Choice, choice, and more choice for customers mean that battle lines have been drawn across every industry, particularly the Consumer Packaged Goods (CPG) industry in relation to food and beverages. Consumers looking for substitutes that better suit their needs when it comes to quality or price, for example, are now able to access a broad range.The beauty industry is another great example of this with the emergence of ‘clean’ and affordable skincare. Producers have been forced to seek out options that inspire customer loyalty while allowing them to maintain their profit margins.

What does shrinkflation mean for businesses?

It depends on whether or not you’re using shrinkflation yourself, as a business, or whether you have a lot of stocked commodities. But because of reduced purchasing power over time, buyers required to shell out more money will be more reluctant to do so. It’s worth noting that while inflation is widely recognized as something that eats into a company’s margins or dents volume as rising prices erode consumer purchasing power, the effect of shrinkflation is much more difficult to assess.

Where is shrinkflation most common?

Shrinkflation has hit the UK and the US hard in recent times. As CBS News comments, “Ice cream maker Tillamook said in a recent blog post that a sharp rise in the price of berries and other ingredients left it no choice: It would “reduce the carton size from 56oz to 48oz and keep the price the same” rather than shock shoppers with a sharp price hike”. Meanwhile, Britain’s Office for National Statistics (ONS) has observed that between September 2015 and June 2017, 206 products shrank in size. Analysts correlate the shrinkflation with the dramatic decrease in the value of the Pound Sterling, which lost 20% of its value against major currencies following the Brexit referendum.

Is shrinkflation illegal?

Sadly for consumers, shrinkflation is not illegal. Companies have passed production costs on to their customers for a while. However, most companies know that savvy consumers reject price increases outright, especially in an age of e-commerce, where price matching, sales, discounts, and promotions are a way of ensuring an attractive and competitive brand.

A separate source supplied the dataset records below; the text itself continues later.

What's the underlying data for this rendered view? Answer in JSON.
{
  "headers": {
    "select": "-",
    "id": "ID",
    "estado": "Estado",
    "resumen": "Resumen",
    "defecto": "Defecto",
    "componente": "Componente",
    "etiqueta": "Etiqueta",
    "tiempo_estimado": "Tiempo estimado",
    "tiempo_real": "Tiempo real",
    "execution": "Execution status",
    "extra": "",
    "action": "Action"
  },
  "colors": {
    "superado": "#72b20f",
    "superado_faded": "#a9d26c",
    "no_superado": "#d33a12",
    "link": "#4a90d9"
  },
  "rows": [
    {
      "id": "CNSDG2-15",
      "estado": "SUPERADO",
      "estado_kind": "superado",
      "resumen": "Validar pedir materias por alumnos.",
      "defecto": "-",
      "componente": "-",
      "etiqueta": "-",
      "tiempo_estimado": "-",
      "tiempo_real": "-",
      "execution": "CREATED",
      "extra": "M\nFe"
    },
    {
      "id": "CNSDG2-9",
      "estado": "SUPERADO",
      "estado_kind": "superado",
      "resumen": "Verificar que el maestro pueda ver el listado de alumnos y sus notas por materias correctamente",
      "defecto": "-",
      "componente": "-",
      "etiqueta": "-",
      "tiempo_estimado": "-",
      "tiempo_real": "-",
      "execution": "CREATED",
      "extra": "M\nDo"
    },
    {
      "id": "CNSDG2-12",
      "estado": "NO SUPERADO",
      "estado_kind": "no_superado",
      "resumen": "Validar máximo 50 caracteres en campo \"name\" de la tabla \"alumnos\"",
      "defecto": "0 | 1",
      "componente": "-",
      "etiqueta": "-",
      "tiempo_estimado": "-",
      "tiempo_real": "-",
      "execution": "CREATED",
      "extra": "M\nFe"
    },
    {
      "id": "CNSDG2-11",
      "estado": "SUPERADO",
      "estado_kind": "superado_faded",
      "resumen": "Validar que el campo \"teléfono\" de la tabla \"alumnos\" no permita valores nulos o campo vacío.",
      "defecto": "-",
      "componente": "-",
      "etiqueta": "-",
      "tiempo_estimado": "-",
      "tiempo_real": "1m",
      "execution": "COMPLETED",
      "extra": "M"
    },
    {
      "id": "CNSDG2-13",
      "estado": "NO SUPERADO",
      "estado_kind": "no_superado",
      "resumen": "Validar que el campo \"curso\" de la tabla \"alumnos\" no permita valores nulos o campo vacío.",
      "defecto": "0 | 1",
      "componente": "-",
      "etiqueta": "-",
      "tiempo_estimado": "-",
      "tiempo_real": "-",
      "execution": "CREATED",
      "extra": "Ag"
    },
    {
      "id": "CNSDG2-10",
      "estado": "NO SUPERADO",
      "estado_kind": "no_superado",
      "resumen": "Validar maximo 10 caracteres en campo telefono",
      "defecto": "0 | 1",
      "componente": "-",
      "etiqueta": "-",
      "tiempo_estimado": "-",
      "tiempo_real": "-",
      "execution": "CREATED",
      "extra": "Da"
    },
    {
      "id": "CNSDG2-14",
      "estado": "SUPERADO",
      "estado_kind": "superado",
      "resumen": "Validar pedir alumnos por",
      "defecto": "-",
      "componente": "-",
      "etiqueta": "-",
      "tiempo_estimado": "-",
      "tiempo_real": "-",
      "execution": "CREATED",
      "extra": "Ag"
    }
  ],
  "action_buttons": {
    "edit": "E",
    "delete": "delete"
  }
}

How do you stop shrinkflation?

Companies often change the aesthetics of a product, which includes its packaging, to disguise the reduced weight. Redesigned packaging or a new slogan could be a sign that a company has changed its product in some way, and that could be its size. Although it can be difficult to remember how much the product cost (and certainly how much it weighed) before you arrive at the supermarket, pay close attention to the price per unit to see if there has been a change. blog_1102_5 Shop competing brands to avoid shrinkflation. Shops and stores often group similar products, so the best way to ensure you’re getting value for money is to compare and contrast the cost per unit across every product you want to buy. Check online channels for discounts and promotions on the same product and try opting for store brands rather than a brand name.

Wrapping up

While reducing product size, quantity or quality doesn’t sound, and isn’t, ideal for consumers, there are ways around a trend that looks like it’s here to stay. It’s worth noting that despite, from a business perspective, passing on your costs to your customers look ideal, this practice is frowned upon by regulatory bodies and consumer forums alike. This is before mentioning the impact that the technique has on your brand perception, consumer loyalty, and the trust placed in your brand to provide an ethical level of service or a quality product at a reasonable price.